Babacan’dan İstanbul Sözleşmesi Açıklaması: Vazgeçmiyoruz

Partisinin ‘Kadın İçin Adalet Eylem Planı’nı açıklayan DEVA Lideri Babacan, konuşmasında, “Bizim ülkemizde, hatta bu şehirde imzalanmış, adımızı verdiğimiz İstanbul Sözleşmesi’nden vazgeçmiyoruz, sahip çıkıyoruz. Bu nedenle gece yarısı tek bir kişinin imzası ile çıkılan sözleşmeyi savunmaya devam edeceğiz. Çünkü kadına yönelik şiddetin öncelikle bir zihniyet sorunu olduğunu biliyoruz, bunu yüreklendirecek her türlü siyasi hamlenin karşısındayız.” ifadelerini kullandı.

Haber Merkezi / Babacan, konuşmasının devamında, “Hedefimiz parite olmakla birlikte şu an partimizde %35 cinsiyet kotası var. Eşitliği sağlayana dek en az %35 ile hareket etmeyi şart koştuk. Bu, tüm siyasi partiler içindeki en yüksek kotadır. Çünkü biz kadın erkek yan yana yürüyeceğiz dedik. Siyaset sadece erkeklere bırakılamayacak kadar ciddi bir iştir dedik.” dedi.

Partisinin Kurucular Kurulu üyesi, emekli asker Metin Gürcan’ın gözaltına alınmasıyla ilgili açıklamalarda bulunan Babacan, “Bu gelişme eğer siyasi bir nitelikteyse, eğer hedef partimize yönelik bir tutumsa veya ülkenin bu ağır ekonomik kriz gündeminin üzerini örtmekse, bu tür girişimler DEVA kadrolarını asla yıldıramaz” ifadelerini kullandı.

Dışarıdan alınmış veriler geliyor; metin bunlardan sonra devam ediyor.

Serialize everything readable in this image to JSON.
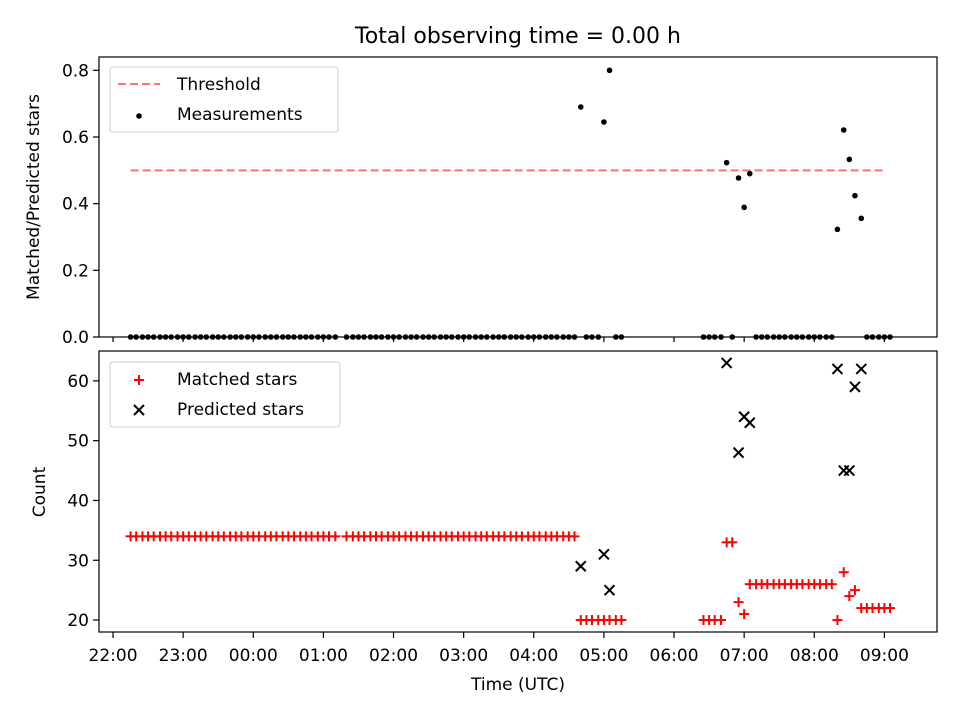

DEVA Partisi Genel Başkanı Ali Babacan, partisinin İstanbul İl Başkanlığı’nda düzenlenen “Kadın İçin Adalet Eylem Planı” tanıtım toplantısında konuştu. Babacan açıklamalarında şu ifadeleri kullandı:

“Bakırköy Sulh Ceza Hakimliği’nin kararı üzerine bugün Metin Gürcan’ın evinde arama yapıldı. Kendisi şu anda gözaltında. Ankara Cumhuriyet Başsavcılığı’nın 2020 yılındaki bir soruşturmasına dayanarak bu işlemin yapıldığı bilgisini almış durumdayız. Söz konusu soruşturmayla ilgili bizim hukukçu arkadaşlarımız konuyu çok yakından takip ediyor. Ben eşi Senem Hanım’la telefonda görüştüm, geçmiş olsun dileklerimi ilettim. Hem ailesine olan desteğimiz hem de Metin Bey’e olan hukuki desteğimiz yoğun şekilde devam ediyor.

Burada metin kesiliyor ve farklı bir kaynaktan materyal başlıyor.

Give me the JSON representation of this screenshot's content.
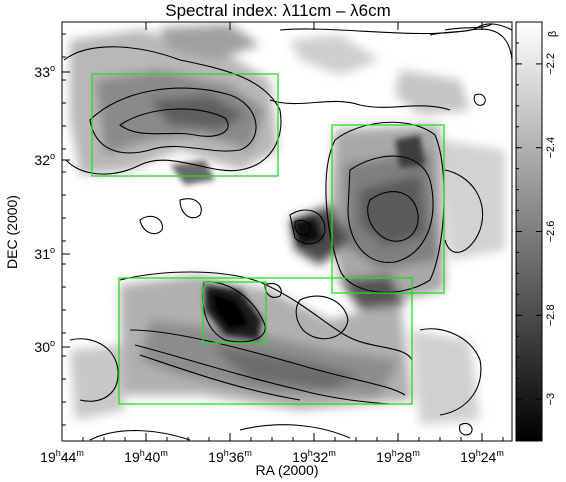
{
  "chart_data": {
    "type": "heatmap",
    "title": "Spectral index: λ11cm – λ6cm",
    "xlabel": "RA (2000)",
    "ylabel": "DEC (2000)",
    "colorbar_label": "β",
    "x_ticks": [
      {
        "h": "19",
        "m": "44"
      },
      {
        "h": "19",
        "m": "40"
      },
      {
        "h": "19",
        "m": "36"
      },
      {
        "h": "19",
        "m": "32"
      },
      {
        "h": "19",
        "m": "28"
      },
      {
        "h": "19",
        "m": "24"
      }
    ],
    "y_ticks": [
      {
        "deg": "33",
        "value": 33
      },
      {
        "deg": "32",
        "value": 32
      },
      {
        "deg": "31",
        "value": 31
      },
      {
        "deg": "30",
        "value": 30
      }
    ],
    "colorbar": {
      "range": [
        -3.1,
        -2.1
      ],
      "ticks": [
        {
          "value": -2.2,
          "label": "−2.2"
        },
        {
          "value": -2.4,
          "label": "−2.4"
        },
        {
          "value": -2.6,
          "label": "−2.6"
        },
        {
          "value": -2.8,
          "label": "−2.8"
        },
        {
          "value": -3.0,
          "label": "−3"
        }
      ],
      "colormap": "grayscale, white = flatter (−2.1), black = steeper (−3.1)"
    },
    "box_color": "#22dd22",
    "contour_color": "#000000"
  }
}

Şunu özellikle vurgulamak istiyorum: Bu gelişme eğer siyasi bir nitelikteyse, eğer hedef partimize yönelik bir tutumsa veya hedef ülkenin bu ağır ekonomik kriz gündeminin üzerini örtmekse, bu tür girişimler DEVA kadrolarını asla yıldıramaz. DEVA kadrolarını asla yolundan alıkoyamaz. Eğer bu işin arkasında bir siyasi niyet varsa, siyasi motivasyonla yapılan bir iş ise, ki bu tür gelişmeler de olabiliyor biliyorsunuz, biz yolumuza devam ediyoruz. DEVA kadrolarını asla yıldıramazlar.

Türkiye’de geleneksel olarak muhalefet dış politika ve dış güvenlik konularında muhalefet yapmazdı. Hükümet ne derse muhalefet en hafifinden sessiz kalırdı. Bizimle beraber bu gelenek değişti. Hükümetin dış politikadaki, dış güvenlik konularındaki hatalarını açık açık, ön alıcı bir şekilde işaret ediyoruz. Bu ülkenin geri dönülemez yollara girmemesi, içinden çıkılmaz sorunların içine yuvarlanmaması için gayret ediyoruz. Metin Bey de partimizde dış politika ve dış güvenlik meselelerini en keskin bir şekilde, en sivri dille eleştiren arkadaşlarımızdan bir tanesi.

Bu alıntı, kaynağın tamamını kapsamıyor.